Il tendone del Pd per la Messa
Molti parrocchiani ricordano la sua omelia dopo la scossa del 29 maggio, all’ombra di un grande tendone: «Sapete di chi è questo tendone? È del Pd e lo usano per la Festa dell’Unità. E sapete chi l’ha montato? Un gruppo di musulmani. È proprio il caso di lasciar perdere tutti i pregiudizi che abbiamo». Secondo don Franco, una volta caduta la casa, la chiesa e i pregiudizi resta una sola cosa ancora in gioco: la fede. Davanti ai suoi parrocchiani, sotto quel tendone, il paragone con il Libro di Giobbe è perfettamente calzante. Dio, per mettere alla prova la fedeltà di Giobbe, gli sottrae i buoi, i cammelli e i servi (le cose), colpisce la sua abitazione con un colpo di vento (la casa) uccidendo così i suoi figli (le persone). La vicenda di Giobbe è drammaticamente attuale per tutti gli emiliani che hanno perduto la casa, le cose e a volte anche le persone care. La disperazione di chi ha perduto tutto in pochi secondi si trasforma, in questo passo della Bibbia, in una prova di fede: Giobbe si prostra a terra e dice: «Nudo sono uscito dal grembo di mia madre, e nudo tornerò in grembo alla terra; il Signore ha dato, il Signore ha tolto; sia benedetto il nome del Signore». È così che Giobbe, con estrema umiltà, ha guardato in faccia alla disgrazia della sua casa che crolla portandosi via tutto. Ecco il punto: «La sfida, per Giobbe e per tutti noi, sta nel ridire: “Sia benedetto il nome del Signore” con la stessa fede che avevamo prima del terremoto». E questo non oblitera l’afflizione, non è una candeggina che sbianca l’anima. A poche settimane di distanza don Franco non nasconde la disillusione, il senso di amarezza, soprattutto nei confronti dei suoi compaesani dai quali ha ricevuto ben pochi aiuti. Forse anche la fede, l’incrollabile roccia delle Scritture, non può più essere data per scontata. La rabbia e il risentimento verso ciò che ha distrutto il lavoro di una vita e la sensazione di solitudine non sono facilmente traducibili in un assioma religioso che risolva in un baleno ogni dubbio.

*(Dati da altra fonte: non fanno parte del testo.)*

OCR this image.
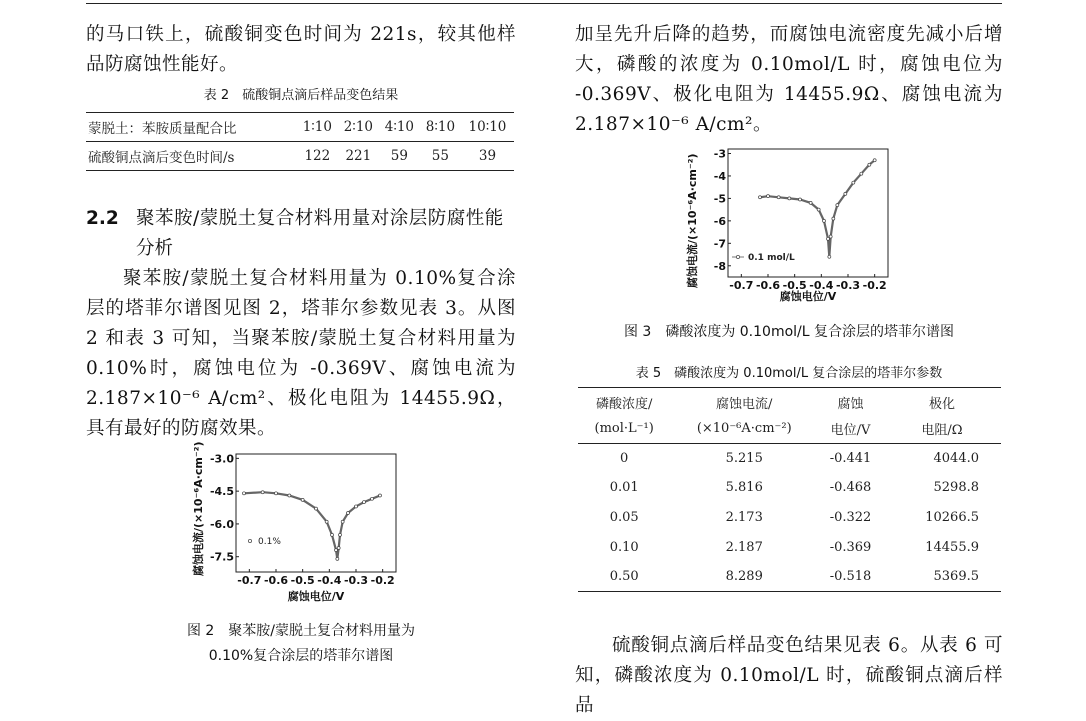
的马口铁上，硫酸铜变色时间为 221s，较其他样品防腐蚀性能好。
表 2　硫酸铜点滴后样品变色结果
蒙脱土：苯胺质量配合比	1∶10	2∶10	4∶10	8∶10	10∶10
硫酸铜点滴后变色时间/s	122	221	59	55	39
2.2 聚苯胺/蒙脱土复合材料用量对涂层防腐性能
分析
聚苯胺/蒙脱土复合材料用量为 0.10%复合涂层的塔菲尔谱图见图 2，塔菲尔参数见表 3。从图 2 和表 3 可知，当聚苯胺/蒙脱土复合材料用量为 0.10%时，腐蚀电位为 -0.369V、腐蚀电流为 2.187×10⁻⁶ A/cm²、极化电阻为 14455.9Ω，具有最好的防腐效果。
-3.0
-4.5
-6.0
-7.5
-0.7 -0.6 -0.5 -0.4 -0.3 -0.2
0.1%
腐蚀电流/(×10⁻⁶A·cm⁻²)
腐蚀电位/V
图 2　聚苯胺/蒙脱土复合材料用量为
0.10%复合涂层的塔菲尔谱图
加呈先升后降的趋势，而腐蚀电流密度先减小后增大，磷酸的浓度为 0.10mol/L 时，腐蚀电位为 -0.369V、极化电阻为 14455.9Ω、腐蚀电流为 2.187×10⁻⁶ A/cm²。
-3
-4
-5
-6
-7
-8
-0.7 -0.6 -0.5 -0.4 -0.3 -0.2
0.1 mol/L
腐蚀电流/(×10⁻⁶A·cm⁻²)
腐蚀电位/V
图 3　磷酸浓度为 0.10mol/L 复合涂层的塔菲尔谱图
表 5　磷酸浓度为 0.10mol/L 复合涂层的塔菲尔参数
磷酸浓度/	腐蚀电流/	腐蚀	极化
(mol·L⁻¹)	(×10⁻⁶A·cm⁻²)	电位/V	电阻/Ω
0	5.215	-0.441	4044.0
0.01	5.816	-0.468	5298.8
0.05	2.173	-0.322	10266.5
0.10	2.187	-0.369	14455.9
0.50	8.289	-0.518	5369.5
硫酸铜点滴后样品变色结果见表 6。从表 6 可知，磷酸浓度为 0.10mol/L 时，硫酸铜点滴后样品
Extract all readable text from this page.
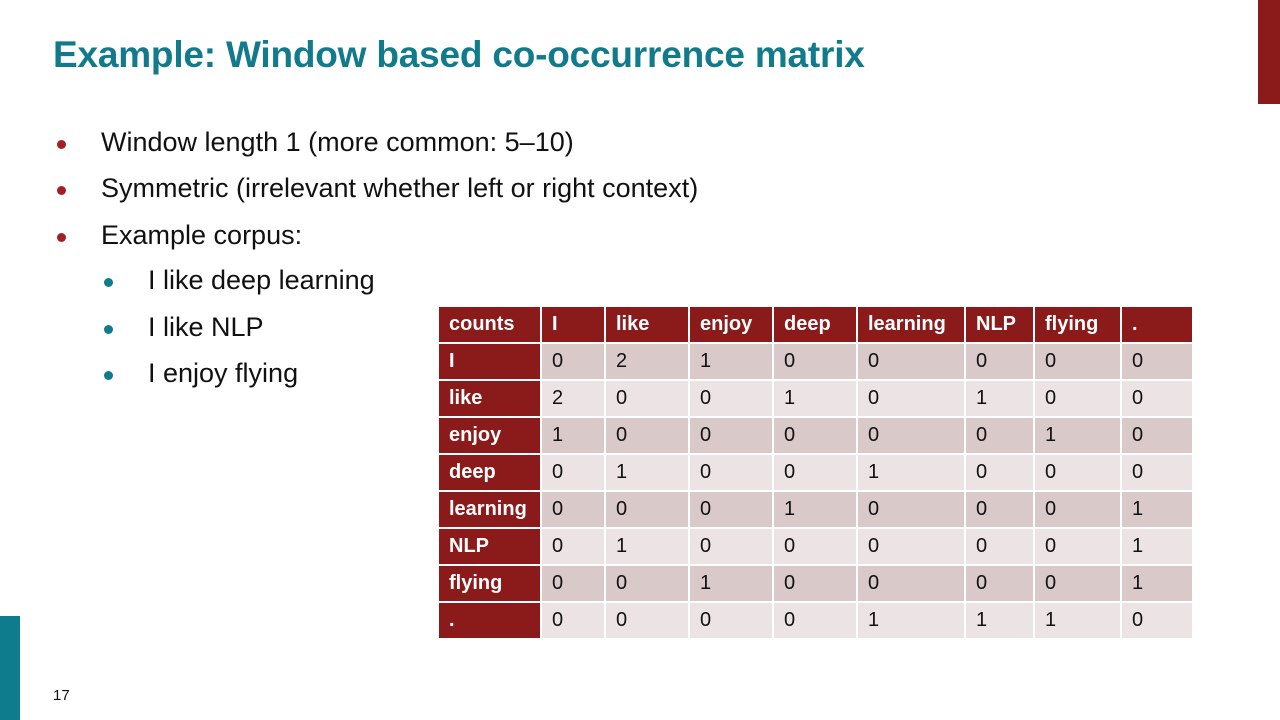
Example: Window based co-occurrence matrix
Window length 1 (more common: 5–10)
Symmetric (irrelevant whether left or right context)
Example corpus:
I like deep learning
I like NLP
I enjoy flying
counts	I	like	enjoy	deep	learning	NLP	flying	.
I	0	2	1	0	0	0	0	0
like	2	0	0	1	0	1	0	0
enjoy	1	0	0	0	0	0	1	0
deep	0	1	0	0	1	0	0	0
learning	0	0	0	1	0	0	0	1
NLP	0	1	0	0	0	0	0	1
flying	0	0	1	0	0	0	0	1
.	0	0	0	0	1	1	1	0
17
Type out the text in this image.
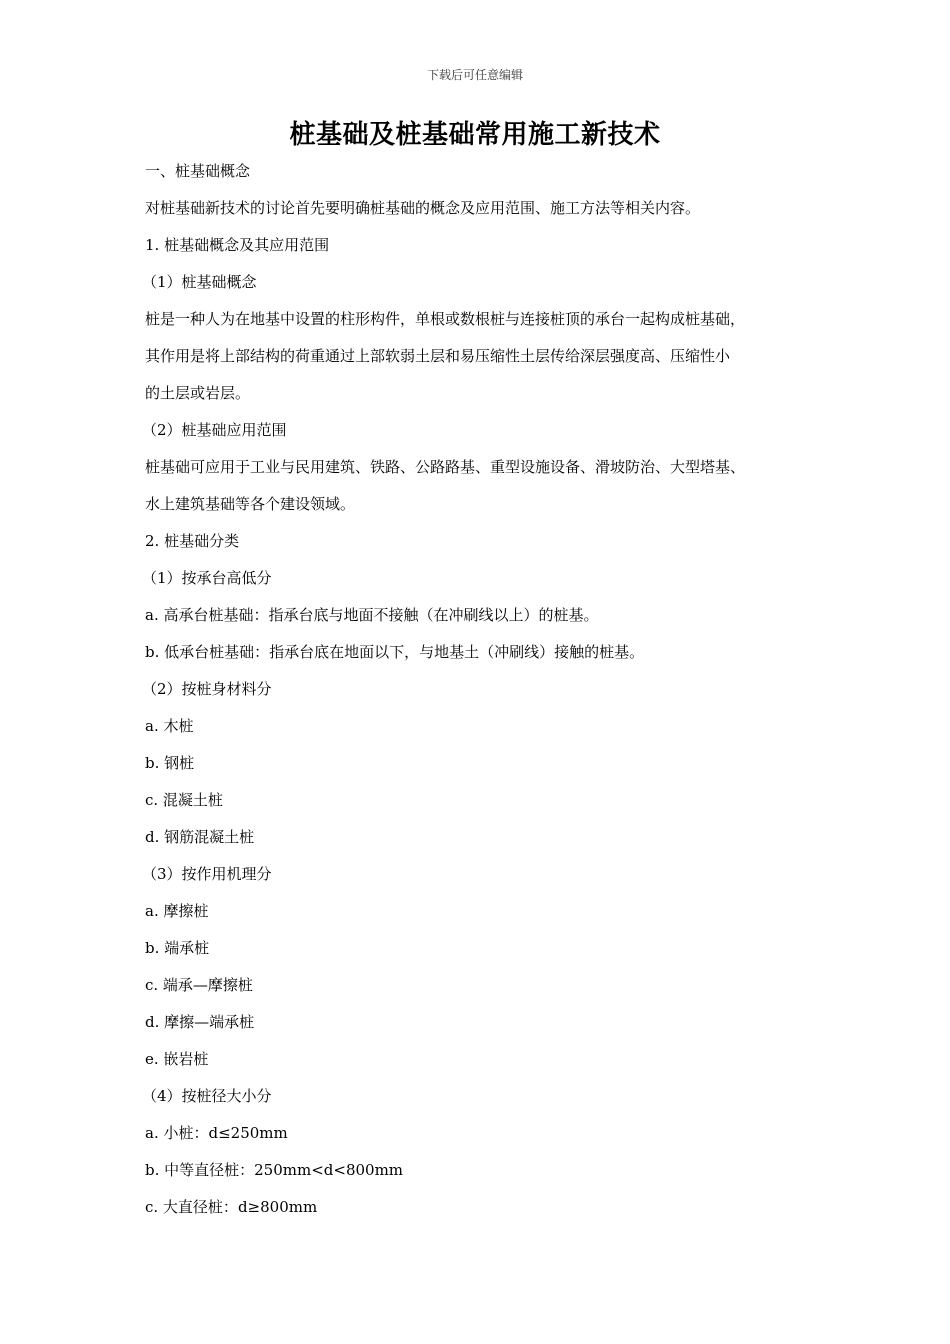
下载后可任意编辑
桩基础及桩基础常用施工新技术
一、桩基础概念
对桩基础新技术的讨论首先要明确桩基础的概念及应用范围、施工方法等相关内容。
1. 桩基础概念及其应用范围
（1）桩基础概念
桩是一种人为在地基中设置的柱形构件，单根或数根桩与连接桩顶的承台一起构成桩基础，
其作用是将上部结构的荷重通过上部软弱土层和易压缩性土层传给深层强度高、压缩性小
的土层或岩层。
（2）桩基础应用范围
桩基础可应用于工业与民用建筑、铁路、公路路基、重型设施设备、滑坡防治、大型塔基、
水上建筑基础等各个建设领域。
2. 桩基础分类
（1）按承台高低分
a. 高承台桩基础：指承台底与地面不接触（在冲刷线以上）的桩基。
b. 低承台桩基础：指承台底在地面以下，与地基土（冲刷线）接触的桩基。
（2）按桩身材料分
a. 木桩
b. 钢桩
c. 混凝土桩
d. 钢筋混凝土桩
（3）按作用机理分
a. 摩擦桩
b. 端承桩
c. 端承—摩擦桩
d. 摩擦—端承桩
e. 嵌岩桩
（4）按桩径大小分
a. 小桩：d≤250mm
b. 中等直径桩：250mm<d<800mm
c. 大直径桩：d≥800mm
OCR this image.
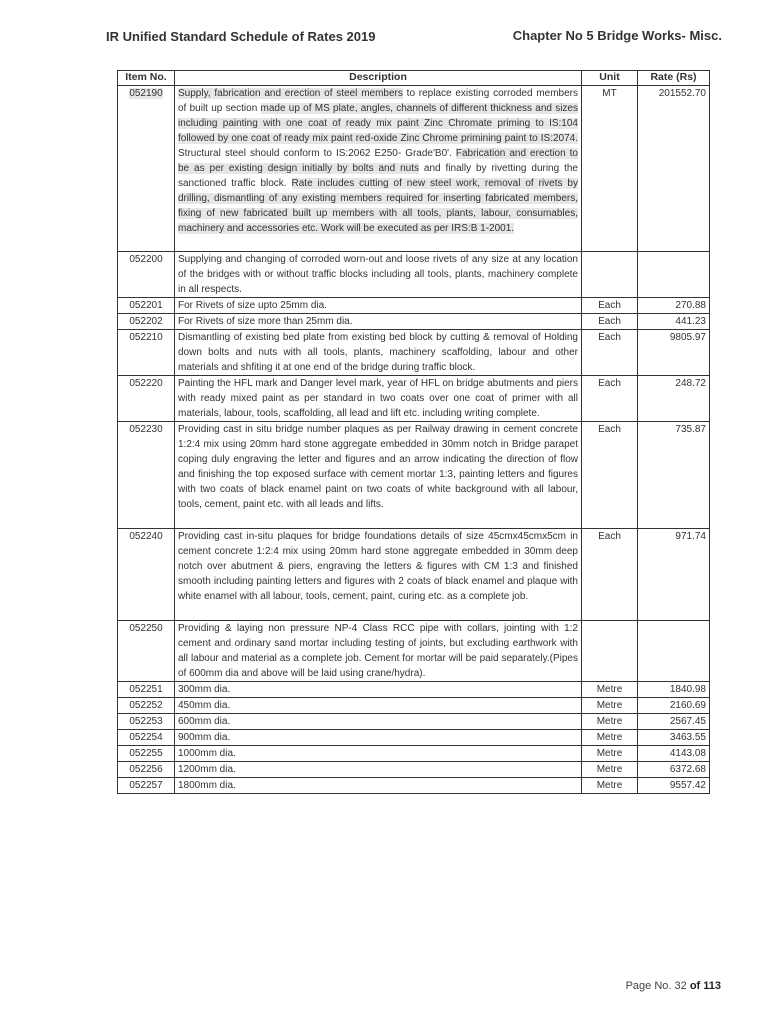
IR Unified Standard Schedule of Rates 2019	Chapter No 5 Bridge Works- Misc.
Item No.	Description	Unit	Rate (Rs)
052190	Supply, fabrication and erection of steel members to replace existing corroded members of built up section made up of MS plate, angles, channels of different thickness and sizes including painting with one coat of ready mix paint Zinc Chromate priming to IS:104 followed by one coat of ready mix paint red-oxide Zinc Chrome primining paint to IS:2074. Structural steel should conform to IS:2062 E250- Grade'B0'. Fabrication and erection to be as per existing design initially by bolts and nuts and finally by rivetting during the sanctioned traffic block. Rate includes cutting of new steel work, removal of rivets by drilling, dismantling of any existing members required for inserting fabricated members, fixing of new fabricated built up members with all tools, plants, labour, consumables, machinery and accessories etc. Work will be executed as per IRS:B 1-2001.	MT	201552.70
052200	Supplying and changing of corroded worn-out and loose rivets of any size at any location of the bridges with or without traffic blocks including all tools, plants, machinery complete in all respects.		
052201	For Rivets of size upto 25mm dia.	Each	270.88
052202	For Rivets of size more than 25mm dia.	Each	441.23
052210	Dismantling of existing bed plate from existing bed block by cutting & removal of Holding down bolts and nuts with all tools, plants, machinery scaffolding, labour and other materials and shfiting it at one end of the bridge during traffic block.	Each	9805.97
052220	Painting the HFL mark and Danger level mark, year of HFL on bridge abutments and piers with ready mixed paint as per standard in two coats over one coat of primer with all materials, labour, tools, scaffolding, all lead and lift etc. including writing complete.	Each	248.72
052230	Providing cast in situ bridge number plaques as per Railway drawing in cement concrete 1:2:4 mix using 20mm hard stone aggregate embedded in 30mm notch in Bridge parapet coping duly engraving the letter and figures and an arrow indicating the direction of flow and finishing the top exposed surface with cement mortar 1:3, painting letters and figures with two coats of black enamel paint on two coats of white background with all labour, tools, cement, paint etc. with all leads and lifts.	Each	735.87
052240	Providing cast in-situ plaques for bridge foundations details of size 45cmx45cmx5cm in cement concrete 1:2:4 mix using 20mm hard stone aggregate embedded in 30mm deep notch over abutment & piers, engraving the letters & figures with CM 1:3 and finished smooth including painting letters and figures with 2 coats of black enamel and plaque with white enamel with all labour, tools, cement, paint, curing etc. as a complete job.	Each	971.74
052250	Providing & laying non pressure NP-4 Class RCC pipe with collars, jointing with 1:2 cement and ordinary sand mortar including testing of joints, but excluding earthwork with all labour and material as a complete job. Cement for mortar will be paid separately.(Pipes of 600mm dia and above will be laid using crane/hydra).		
052251	300mm dia.	Metre	1840.98
052252	450mm dia.	Metre	2160.69
052253	600mm dia.	Metre	2567.45
052254	900mm dia.	Metre	3463.55
052255	1000mm dia.	Metre	4143.08
052256	1200mm dia.	Metre	6372.68
052257	1800mm dia.	Metre	9557.42
Page No. 32 of 113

La solitudine dopo la solidarietà
«Che il Signore abbia dato e poi tolto è vero – dice don Franco – ma riuscire comunque a benedirlo non è più così semplice». La metabolizzazione di ciò che è accaduto passa per una strada tortuosa come quella che ha dovuto percorrere Giobbe. In questi passi la Bibbia presenta le stesse scorciatoie più o meno razionali in cui sono cadute, comprensibilmente, tante vittime del terremoto. A Giobbe, infatti, si presentano tre filosofi che illustrano sofismi per spiegare che una tale ingiustizia è stata riversata da Dio su un uomo giusto. La morale appuntata alla fine della storia è tanto edificante quanto inadeguata, e di solito è l’apripista dei buoni propositi: dopo il momento concitato della solidarietà ritorna il dominio della solitudine e del disinteresse. «Sinceramente non ho visto nessuna fratellanza. Ho avuto solidarietà da persone che venivano da fuori ma non dai miei parrocchiani. Un prete della zona ha detto durante l’omelia: “Bisognerebbe che io vi dessi da mangiare un’ostia di cuoio, così a forza di masticarla forse vi viene in mente la vostra durezza di cuore” ». Un’ostia di cuoio per ricordare che la fede non è una faccenda eterea, ma un pungolo nella carne. Lo diceva Emmanuel Mounier, santificando quella sofferenza che gli era famigliare: «È dalla terra, dalla solidità, che deriva necessariamente un parto pieno di gioia e il sentimento paziente dell’opera che cresce, delle tappe che si susseguono, aspettate quasi con calma, con sicurezza… Occorre soffrire perché la verità non si cristallizzi in dottrina, ma nasca dalla carne».